答辞
窓際の制服にうつる陽の光
4月9日君をみつける
あの日、私たちは出会った
桜の美しいこの街で
これから起こるすべてに期待し、何かを待っていた
思い出は巡る。私たちの高校生活
歴史の刻まれた校門に迎えられ、一日が始まる
「おはよう」「おはよう」
授業中に目が合う友達
普段はふざけあっているあの人の真剣な横顔
方程式を追いつめる鉛筆の音
窓から見える空。卒業の日が遠く思えた
「何をしたいのか。何をすべきなのか」
不安が胸をふさいだ
夏の光に照りつけられたグラウンド
そこでの体育は最高に楽しかった
廊下の光と影。ひんやりとした壁を伝って現実に引き戻される
自分の明日が見えなかった
たくさん笑ってたくさん怒ってたくさん泣いた
そして気づいた。孤独や葛藤が自分を作ることを
どんな時も誰かがそばにいてくれたことを
他愛のないことが大切で
たくさんの優しさに包まれていたことを
喧嘩した翌日も手渡してくれたお弁当
「ごめんね」の代わりに残さず食べる
いつも素直になれなかったけれど
母さん、ありがとう。
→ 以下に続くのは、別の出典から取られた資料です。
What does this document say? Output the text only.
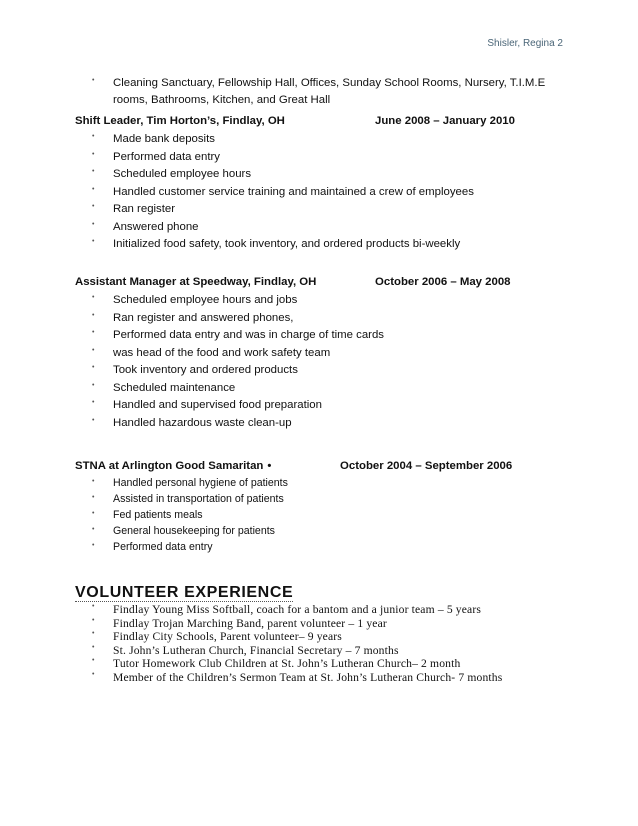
Shisler, Regina 2
• Cleaning Sanctuary, Fellowship Hall, Offices, Sunday School Rooms, Nursery, T.I.M.E
rooms, Bathrooms, Kitchen, and Great Hall
Shift Leader, Tim Horton’s, Findlay, OH	June 2008 – January 2010
• Made bank deposits
• Performed data entry
• Scheduled employee hours
• Handled customer service training and maintained a crew of employees
• Ran register
• Answered phone
• Initialized food safety, took inventory, and ordered products bi-weekly
Assistant Manager at Speedway, Findlay, OH	October 2006 – May 2008
• Scheduled employee hours and jobs
• Ran register and answered phones,
• Performed data entry and was in charge of time cards
• was head of the food and work safety team
• Took inventory and ordered products
• Scheduled maintenance
• Handled and supervised food preparation
• Handled hazardous waste clean-up
STNA at Arlington Good Samaritan •	October 2004 – September 2006
• Handled personal hygiene of patients
• Assisted in transportation of patients
• Fed patients meals
• General housekeeping for patients
• Performed data entry
VOLUNTEER EXPERIENCE
• Findlay Young Miss Softball, coach for a bantom and a junior team – 5 years
• Findlay Trojan Marching Band, parent volunteer – 1 year
• Findlay City Schools, Parent volunteer– 9 years
• St. John’s Lutheran Church, Financial Secretary – 7 months
• Tutor Homework Club Children at St. John’s Lutheran Church– 2 month
• Member of the Children’s Sermon Team at St. John’s Lutheran Church- 7 months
私の味方でいてくれて
夢ばかり見るなと言った父
本当は私を一番に考えてくれていた
最後には「叶えてこそ夢だ」と言ってくれた
父さん、ありがとう。私を信じてくれて
私たちは自分の未熟さに気づかない
時に我が儘を通そうとする
先生の言葉をまっすぐに受け入れられずに
その優しさをはねのけることもあった
今なら分かる。先生、本当に感謝しています
私たちは毎日を生きていかなければならない
どんなことがあっても
ささやかな日常を積み重ねて生きていくことが
自分の人生の支えとなることを知っている
ここでの時間が
友達との約束が
笑顔や涙の記憶が
今の自分を作っていることを知っている
友よ、忘れずにいよう
満開の桜並木を
突き抜けるほどの空の青さを
輝くような中庭の公孫樹の木を
君の肩に降る雪の白さを
そして、今日もいつものように変わらずに
手を振って別れよう
無限の可能性の中を進む今
わずかに光る自信を失うことなく
誇り高く生きていくことを誓って
卒業の言葉とします
或る高校の生徒代表の卒業式答辞です。 う~ん、何度読んでもシビレます。。。